Noon

Andrey Belov
9720,00
BYN
Andrey Belov • "Real time" series
Canvas, oil. 140 × 190

The pictures from the series “Real Time” (2012?2018): “Zero time”, “Sunrise”, “Midday”, “Sunset”, “Night” - are probably the most balanced among Andrey Belov’s works. They contain more light, more hope. As compared to the monochromaticism of earlier works, based mostly on the dramatic contrast of light and shadow (bright rays of light like a lightning strike take the fragments of faces and torsos of the artist's tragic heroes out of darkness), in this series Belov submerges in the spatial heat haze of light, air, color.

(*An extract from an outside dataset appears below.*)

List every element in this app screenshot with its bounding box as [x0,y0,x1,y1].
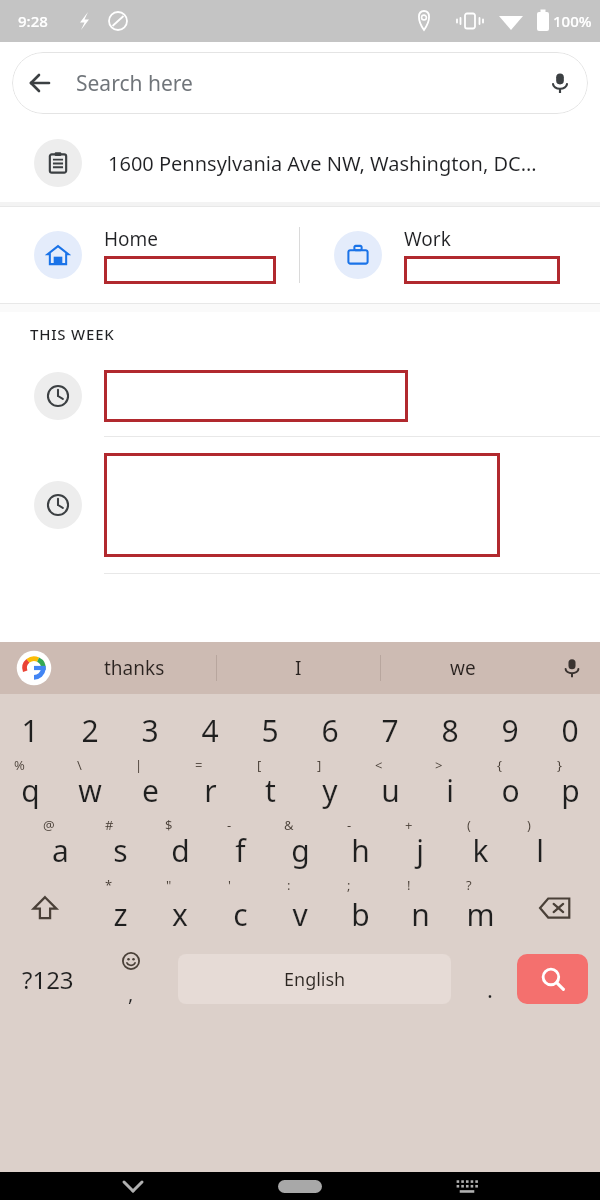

Resembling impressionists, but pursuing different goals and using a different brushwork, he paints the same motif and, changing the coloristic solution, fills it with various feelings, states, images. It is not a specific landscape, it is rather some metaphysical space associated with the space of a human soul. Here we perceive the purity of an incipient new life — a new day, a new time, here the rustling refreshing rain is falling down and the sun rays are striking through the thickness of clouds, here the irrationally cold light, resembling the moon light, is slightly chilling one's heart and raising the soul.

The project “Real Time” keeps working out the mainstream ideological line of Andrey Belov’s art — resistance to the standardization of a human personality. The problem is described from an unexpected perspective – the artist dedicated his work to the theme of an “individual handwriting” in the broadest sense of this phenomenon: an individual handwriting of different cultural and language systems in the space of the modern world, an individual handwriting of the Artist, a handwriting of an ordinary person in everyday life. Belov considers this theme very important and acute due to the fact that today many national languages face the danger of extinction being involved in the process of worldwide globalization. Digital technologies marginalize classical handmade arts in the context of modern culture; we practically stopped using handwriting, which is one of the main elements of human individuality.